Fresh pla thu is commonly used to make soups such as tom yam pla thu. This fish is so popular in Thai culture that the Samut Songkhram F.C. has a pla thu in its emblem.

In 1870, Anna Leonowens described the importance of this fish for Thailand in her book The English Governess at the Siamese Court: "The stream is rich in fish of excellent quality and flavour, such as is found in most of the great rivers of Asia; and is especially noted for its plathu, a kind of sardine, so abundant and cheap that it forms a common seasoning to the labourer's bowl of rice. The Siamese are experts in modes of drying and salting fish of all kinds, and large quantities are exported annually to Java, Sumatra, Malacca, and China".
The entrails of this mackerel are one of the main ingredients of tai pla sauce, used in the preparation of the well-known kaeng tai pla curry.

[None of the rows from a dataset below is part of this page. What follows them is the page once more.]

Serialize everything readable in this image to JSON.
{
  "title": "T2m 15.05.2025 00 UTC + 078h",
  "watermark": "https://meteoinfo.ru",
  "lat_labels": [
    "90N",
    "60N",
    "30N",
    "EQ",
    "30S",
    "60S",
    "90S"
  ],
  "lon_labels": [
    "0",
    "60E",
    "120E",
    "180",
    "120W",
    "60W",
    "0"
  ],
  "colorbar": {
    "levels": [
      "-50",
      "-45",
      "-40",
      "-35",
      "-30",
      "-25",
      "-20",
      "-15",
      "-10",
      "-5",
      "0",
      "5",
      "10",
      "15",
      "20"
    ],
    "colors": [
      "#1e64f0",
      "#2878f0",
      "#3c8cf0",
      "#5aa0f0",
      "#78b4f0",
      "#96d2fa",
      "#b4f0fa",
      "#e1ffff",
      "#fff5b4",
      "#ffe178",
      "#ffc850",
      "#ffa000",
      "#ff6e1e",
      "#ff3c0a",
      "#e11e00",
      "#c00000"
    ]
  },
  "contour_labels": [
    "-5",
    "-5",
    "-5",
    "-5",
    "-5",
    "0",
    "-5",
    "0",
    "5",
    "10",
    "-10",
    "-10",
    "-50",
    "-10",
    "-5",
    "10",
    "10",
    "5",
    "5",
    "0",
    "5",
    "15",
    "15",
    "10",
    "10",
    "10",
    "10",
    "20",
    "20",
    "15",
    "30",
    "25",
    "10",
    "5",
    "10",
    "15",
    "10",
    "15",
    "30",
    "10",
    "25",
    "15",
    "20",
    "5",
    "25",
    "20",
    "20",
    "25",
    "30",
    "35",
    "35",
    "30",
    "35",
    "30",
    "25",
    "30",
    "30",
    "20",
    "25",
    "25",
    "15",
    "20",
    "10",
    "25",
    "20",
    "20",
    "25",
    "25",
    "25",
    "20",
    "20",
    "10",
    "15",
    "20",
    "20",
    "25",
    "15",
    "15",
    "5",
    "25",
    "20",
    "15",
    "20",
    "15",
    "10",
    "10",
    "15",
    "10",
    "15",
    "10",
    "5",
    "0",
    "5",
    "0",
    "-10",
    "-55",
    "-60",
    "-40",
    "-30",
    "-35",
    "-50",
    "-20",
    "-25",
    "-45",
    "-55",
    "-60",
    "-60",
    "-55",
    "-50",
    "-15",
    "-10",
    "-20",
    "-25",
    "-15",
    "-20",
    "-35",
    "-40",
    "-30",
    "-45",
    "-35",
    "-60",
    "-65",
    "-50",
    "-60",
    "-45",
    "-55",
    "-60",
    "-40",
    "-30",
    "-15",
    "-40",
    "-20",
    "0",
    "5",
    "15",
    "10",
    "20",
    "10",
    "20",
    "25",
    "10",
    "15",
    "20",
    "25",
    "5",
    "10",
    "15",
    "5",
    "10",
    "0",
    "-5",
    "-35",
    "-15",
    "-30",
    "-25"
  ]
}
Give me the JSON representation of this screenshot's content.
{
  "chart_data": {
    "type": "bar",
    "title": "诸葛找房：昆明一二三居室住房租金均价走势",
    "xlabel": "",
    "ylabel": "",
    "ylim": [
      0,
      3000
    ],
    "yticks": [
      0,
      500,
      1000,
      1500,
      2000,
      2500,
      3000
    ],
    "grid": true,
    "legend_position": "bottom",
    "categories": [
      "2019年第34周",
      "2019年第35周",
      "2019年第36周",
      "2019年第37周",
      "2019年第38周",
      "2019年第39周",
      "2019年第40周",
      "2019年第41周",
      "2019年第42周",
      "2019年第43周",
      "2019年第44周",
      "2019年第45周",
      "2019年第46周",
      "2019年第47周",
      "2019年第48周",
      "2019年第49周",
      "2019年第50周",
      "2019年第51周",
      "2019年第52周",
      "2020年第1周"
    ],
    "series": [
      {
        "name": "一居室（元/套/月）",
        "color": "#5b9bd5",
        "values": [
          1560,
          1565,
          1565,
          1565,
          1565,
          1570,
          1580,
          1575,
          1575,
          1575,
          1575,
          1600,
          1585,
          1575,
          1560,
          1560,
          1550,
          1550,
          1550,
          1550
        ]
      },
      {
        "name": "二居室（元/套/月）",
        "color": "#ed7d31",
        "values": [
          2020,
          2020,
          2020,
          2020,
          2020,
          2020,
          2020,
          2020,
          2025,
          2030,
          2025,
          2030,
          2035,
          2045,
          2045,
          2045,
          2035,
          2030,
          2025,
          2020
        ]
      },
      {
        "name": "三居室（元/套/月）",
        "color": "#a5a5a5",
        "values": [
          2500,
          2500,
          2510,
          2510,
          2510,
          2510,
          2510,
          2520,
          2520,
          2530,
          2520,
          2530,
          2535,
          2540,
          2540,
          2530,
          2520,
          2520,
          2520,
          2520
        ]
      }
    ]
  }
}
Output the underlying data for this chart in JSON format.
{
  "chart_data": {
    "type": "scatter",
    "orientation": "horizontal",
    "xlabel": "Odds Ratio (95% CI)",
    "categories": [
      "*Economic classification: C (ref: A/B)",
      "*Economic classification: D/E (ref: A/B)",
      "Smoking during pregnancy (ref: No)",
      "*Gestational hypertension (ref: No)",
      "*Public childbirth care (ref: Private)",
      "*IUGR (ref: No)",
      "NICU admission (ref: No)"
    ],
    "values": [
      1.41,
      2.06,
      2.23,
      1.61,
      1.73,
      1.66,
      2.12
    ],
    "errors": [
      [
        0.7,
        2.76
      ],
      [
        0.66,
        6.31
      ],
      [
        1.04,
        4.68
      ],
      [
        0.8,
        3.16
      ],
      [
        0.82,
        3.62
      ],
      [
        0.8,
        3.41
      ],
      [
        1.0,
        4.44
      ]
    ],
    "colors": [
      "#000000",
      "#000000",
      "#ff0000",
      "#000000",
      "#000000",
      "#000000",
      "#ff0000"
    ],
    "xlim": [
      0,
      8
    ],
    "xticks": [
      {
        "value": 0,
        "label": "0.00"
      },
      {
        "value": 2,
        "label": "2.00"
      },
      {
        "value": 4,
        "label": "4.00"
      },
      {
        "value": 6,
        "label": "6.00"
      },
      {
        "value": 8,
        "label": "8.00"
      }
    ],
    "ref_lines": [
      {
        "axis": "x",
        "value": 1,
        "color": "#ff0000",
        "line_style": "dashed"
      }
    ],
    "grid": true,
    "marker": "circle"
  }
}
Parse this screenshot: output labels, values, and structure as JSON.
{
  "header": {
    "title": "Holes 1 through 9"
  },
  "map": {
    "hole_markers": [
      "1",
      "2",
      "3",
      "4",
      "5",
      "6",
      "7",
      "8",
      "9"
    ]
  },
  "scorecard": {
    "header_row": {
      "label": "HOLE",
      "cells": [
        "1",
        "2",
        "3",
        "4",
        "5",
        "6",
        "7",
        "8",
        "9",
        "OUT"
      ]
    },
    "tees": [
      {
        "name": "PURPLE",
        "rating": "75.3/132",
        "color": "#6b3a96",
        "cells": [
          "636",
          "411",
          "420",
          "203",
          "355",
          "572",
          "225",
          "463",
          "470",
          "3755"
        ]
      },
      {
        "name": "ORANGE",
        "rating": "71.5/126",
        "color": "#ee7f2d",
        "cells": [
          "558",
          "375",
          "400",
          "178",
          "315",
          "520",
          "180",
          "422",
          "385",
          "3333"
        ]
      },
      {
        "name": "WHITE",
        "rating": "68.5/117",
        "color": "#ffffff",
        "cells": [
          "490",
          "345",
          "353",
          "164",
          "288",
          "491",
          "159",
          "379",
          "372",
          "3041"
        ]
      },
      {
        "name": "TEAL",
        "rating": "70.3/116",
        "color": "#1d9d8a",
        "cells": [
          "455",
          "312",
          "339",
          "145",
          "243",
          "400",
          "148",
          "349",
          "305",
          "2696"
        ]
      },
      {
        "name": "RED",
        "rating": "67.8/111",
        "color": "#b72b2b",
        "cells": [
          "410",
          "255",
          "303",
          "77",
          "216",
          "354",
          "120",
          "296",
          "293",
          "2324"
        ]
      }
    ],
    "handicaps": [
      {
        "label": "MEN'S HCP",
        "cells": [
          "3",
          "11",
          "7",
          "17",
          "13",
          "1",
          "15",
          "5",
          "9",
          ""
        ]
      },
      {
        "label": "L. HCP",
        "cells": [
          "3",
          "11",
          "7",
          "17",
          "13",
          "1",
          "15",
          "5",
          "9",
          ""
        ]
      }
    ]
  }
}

Originally, pla thu was seen as food for the poor in the Siamese perspective. Later, during King Rama V's reign, the Mae Klong railway line was built, connecting Samut Sakhon (Note: Samut Sakhon was the first province in Thailand to operate pla thu fishing boats.) and Samut Songkhram to Bangkok. These two provinces had the country's largest pla thu fisheries. As a result, large quantities of pla thu were transported to Bangkok and distributed to other regions, making the fish more accessible to people in various parts of the country, including Isan. There is also evidence that King Rama V was fond of pla thu, as seen in a photo of him frying pla thu at Dusit Palace. He personally cooked dishes using pla thu as a main ingredient on many occasions. For this reason, pla thu gained cultural elevation.

Thailand's National Fisheries Association warned in 2019 that short-bodied mackerel may go extinct in the Gulf of Thailand unless action is taken. The Thai Department of Fisheries closes the upper part of the Gulf of Thailand annually during the short mackerel breeding season. The fish migrate from the south of the gulf to the north to find spawning grounds. During this period, fishing boats are not allowed in specific areas. Local fishers flout this ban by catching adult female fish during their breeding season, reducing the number of newly spawned fish. In 2011, the pla thu catch in Thai waters was 147,853 tonnes. By 2018, the figure had dropped to 20,461 tonnes. Formerly rich seas off Mae Klong (Samut Songkhram Province) are now home to few fish. Imports from Sri Lanka and Indonesia have become increasingly common, although Thais commonly believe that imported mackerel is inferior in flavour.

===In other countries===
This type of mackerel is also very important in the cuisine of other regions of Southeast Asia, such as Cambodia, the Philippines (where it is the most commercially important variety of mackerel), and Malaysia.